Une pratique immense, un mariage riche, avaient procuré à M. Bouvart une fortune considérable ; mais sa vie n’en fut pas moins simple, et il n’en tira que l’avantage de mettre dans l’exercice de sa profession plus de bienfaisance et de noblesse. Cependant il se permettait de faire justice de la mesquinerie des gens riches ; un d’eux lui ayant fait porter par son valet de chambre de modiques honoraires rigoureusement calculés, il les renvoya, en ajoutant : Dites à votre maître que je fais la médecine gratis pour les pauvres. Mais si M. Bouvart était quelquefois juste jusqu’à la sévérité, il savait aussi être généreux.

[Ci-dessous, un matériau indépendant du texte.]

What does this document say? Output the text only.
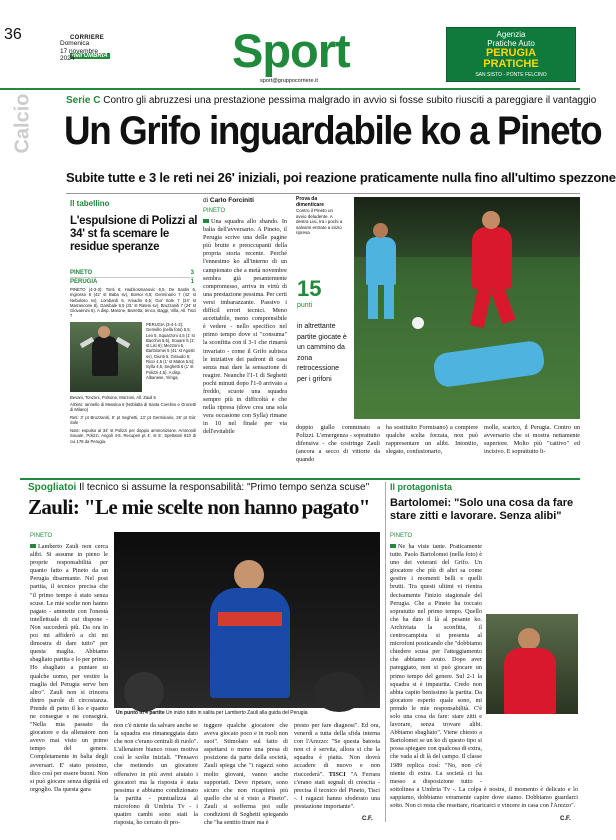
36	CORRIERE dell'UMBRIA
Domenica
17 novembre
2024	Sport
sport@gruppocorriere.it
Agenzia
Pratiche Auto
PERUGIA
PRATICHE
SAN SISTO - PONTE FELCINO
Calcio	Serie C Contro gli abruzzesi una prestazione pessima malgrado in avvio si fosse subito riusciti a pareggiare il vantaggio
Un Grifo inguardabile ko a Pineto
Subite tutte e 3 le reti nei 26' iniziali, poi reazione praticamente nulla fino all'ultimo spezzone
Il tabellino
L'espulsione di Polizzi al 34' st fa scemare le residue speranze
PINETO	3
PERUGIA	1
PINETO (4-3-3): Tonti 6; Hadziosmanovic 6,5, De Santis 6, Ingrosso 6 (42' st Baba sv), Borsoi 6,5; Germinario 7 (42' st Nebuloso sv), Lombardi 6, Amadio 6,5; Gia' Sole 7 (24' st Marrancone 6), Gambale 6,5 (31' st Rateni sv), Bruzzaniti 7 (24' st Giovannini 6). A disp. Marone, Barretta, Ienco, Baggi, Villa, All. Tisci 7
PERUGIA (3-4-1-2): Gemello (nella foto) 5,5; Leo 5, Squarzoni 4,5 (1' st Bacchin 5,5), Souare 6 (1' st Lisi 6); Mezzoni 6, Bartolomei 5 (41' st Agosti sv), Giunti 5, Giraudo 5; Ricci 4,5 (1' st Matos 5,5); Sylla 4,5, Seghetti 6 (1' st Polizzi 4,5). A disp. Albanese, Yimga,
Bevani, Tonzoni, Polsone, Morzoni, All. Zauli 5
Arbitro: Iannello di Messina 6 (Noblatta di Santa Corelino e Grunetti di Milano)
Reti: 3' pt Bruzzaniti, 6' pt Seghetti, 13' pt Germinario, 26' pt Gia' Sole
Note: espulso al 34' st Polizzi per doppio ammonizione. Ammoniti Souare, Polizzi. Angoli 4-5. Recuperi pt 4', st 5'. Spettatori 810 di cui 178 da Perugia.
di Carlo Forciniti
PINETO
Una squadra allo sbando. In balia dell'avversario. A Pineto, il Perugia scrive una delle pagine più brutte e preoccupanti della propria storia recente. Perché l'ennesimo ko all'interno di un campionato che a metà novembre sembra già pesantemente compromesso, arriva in virtù di una prestazione pessima. Per certi versi imbarazzante. Passivo i difficil errori tecnici. Meno accettabile, meno comprensibile è vedere - nello specifico nel primo tempo dove si "consuma" la sconfitta con il 3-1 che rimarrà invariato - come il Grifo subisca le iniziative dei padroni di casa senza mai dare la sensazione di reagire. Neanche l'1-1 di Seghetti pochi minuti dopo l'1-0 arrivato a freddo, scuote una squadra sempre più in difficoltà e che nella ripresa (dove crea una sola vera occasione con Sylla) rimane in 10 nel finale per via dell'evitabile
Prova da dimenticare
Contro il Pineto un avvio deludente. A destra Lisi, tra i pochi a salvarsi entrato a inizio ripresa
15
punti
in altrettante partite giocate è un cammino da zona retrocessione per i grifoni
doppio giallo comminato a Polizzi. L'emergenza - soprattutto difensiva - che costringe Zauli (ancora a secco di vittorie da quando
ha sostituito Formisano) a compiere qualche scelta forzata, non può rappresentare un alibi. Intontito, slegato, confusionario,
molle, scarico, il Perugia. Contro un avversario che si mostra nettamente superiore. Molto più "cattivo" ed incisivo. E soprattutto li-
Spogliatoi Il tecnico si assume la responsabilità: "Primo tempo senza scuse"
Zauli: "Le mie scelte non hanno pagato"
PINETO
Lamberto Zauli non cerca alibi. Si assume in pieno le proprie responsabilità per quanto fatto a Pineto da un Perugia disarmante. Nel post partita, il tecnico precisa che "il primo tempo è stato senza scuse. Le mie scelte non hanno pagato - ammette con l'onestà intellettuale di cui dispone - Non succederà più. Da ora in poi mi affiderò a chi mi dimostra di dare tutto" per questa maglia. Abbiamo sbagliato partita e lo per primo. Ho sbagliato a puntare su qualche uomo, per vestire la maglia del Perugia serve ben altro". Zauli non si trincera dietro parole di circostanza. Prende di petto il ko e quanto ne consegue e ne consegirà. "Nella mia passato da giocatore e da allenatore non avevo mai visto un primo tempo del genere. Completamente in balia degli avversari. E' stato pessimo, dico così per essere buoni. Non si può giocare senza dignità ed orgoglio. Da questa gara
Un punto in 4 partite Un inizio tutto in salita per Lamberto Zauli alla guida del Perugia
non c'è niente da salvare anche se la squadra era rimaneggiata dato che non c'erano centrali di ruolo". L'allenatore bianco rosso motiva così le scelte iniziali. "Pensavo che mettendo un giocatore offensivo in più avrei aiutato i giocatori ma la risposta è stata pessima e abbiamo condizionato la partita - puntualizza al microfono di Umbria Tv - i quattro cambi sono stati la risposta, ho cercato di pro-
teggere qualche giocatore che aveva giocato poco e in ruoli non suoi". Stimolato sul fatto di aspettarsi o meno una presa di posizione da parte della società, Zauli spiega che "i ragazzi sono molto giovani, vanno anche supportati. Devo ripetare, sono sicuro che non ricapiterà più quello che si è visto a Pineto". Zauli si sofferma poi sulle condizioni di Seghetti spiegando che "ha sentito tirare ma è
presto per fare diagnosi". Ed ora, venerdì a tutta della sfida interna con l'Arezzo: "Se questa batosta non ci è servita, allora si che la squadra è piatta. Non dovrà accadere di nuovo e non riuccederà". TISCI "A Ferrara c'erano stati segnali di crescita - precisa il tecnico del Pineto, Tisci -. I ragazzi hanno sfoderato una prestazione importante".
C.F.
Il protagonista
Bartolomei: "Solo una cosa da fare stare zitti e lavorare. Senza alibi"
PINETO
Ne ha viste tante. Praticamente tutte. Paolo Bartolomei (nella foto) è uno dei veterani del Grifo. Un giocatore che più di altri sa come gestire i momenti belli e quelli brutti. Tra questi ultimi vi rientra decisamente l'inizio stagionale del Perugia. Che a Pineto ha toccato sopratutto nel primo tempo. Quello che ha dato il là al pesante ko. Archiviata la sconfitta, il centrocampista si presenta al microfoni posticando che "dobbiamo chiedere scusa per l'atteggiamento che abbiamo avuto. Dopo aver pareggiato, non si può giocare un primo tempo del genere. Sul 2-1 la squadra si è impaurita. Credo non abbia capito benissimo la partita. Da giocatore esperto quale sono, mi prendo le mie responsabilità. C'è solo una cosa da fare: stare zitti e lavorare, senza trovare alibi. Abbiamo sbagliato". Viene chiesto a Bartolomei se un ko di questo tipo si possa spiegare con qualcosa di extra, che vada al di là del campo. Il classe 1989 replica così: "No, non c'è niente di extra. La società ci ha messo a disposizione tutto - sottolinea a Umbria Tv -. La colpa è nostra, il momento è delicato e lo sappiamo, dobbiamo veramente capire dove siamo. Dobbiamo guardarci sotto. Non ci resta che resettare, ricaricarci e vincere in casa con l'Arezzo".
C.F.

Un homme qui tenait une banque, après avoir essuyé des pertes considérables, était à la veille de suspendre ses payements : le chagrin violent qu’il éprouvait altéra sa santé. Dès le premier coup d’œil, M. Bouvart soupçonna la cause des accidents ; il essaya de pénétrer le secret du malade, ses tentatives furent inutiles : comme il se retirait, il apprit de la femme du banquier, que pour satisfaire à des échéances très-prochaines, il lui manquait vingt mille livres qu’il n’avait pu trouver chez aucun ami. M. Bouvart écoute sans rien dire, quitte la maison, revient bientôt, apporte la somme, et guérit ainsi le malade [1].

  1. J’ai tiré cette anecdote d’un éloge prononce par M. de la Fize à l’assemblée publique de la faculté de médecine, dans lequel M. Bouvart a été apprécié par un savant digne de le juger, et peint par un ami sensible, mais impartial et juste.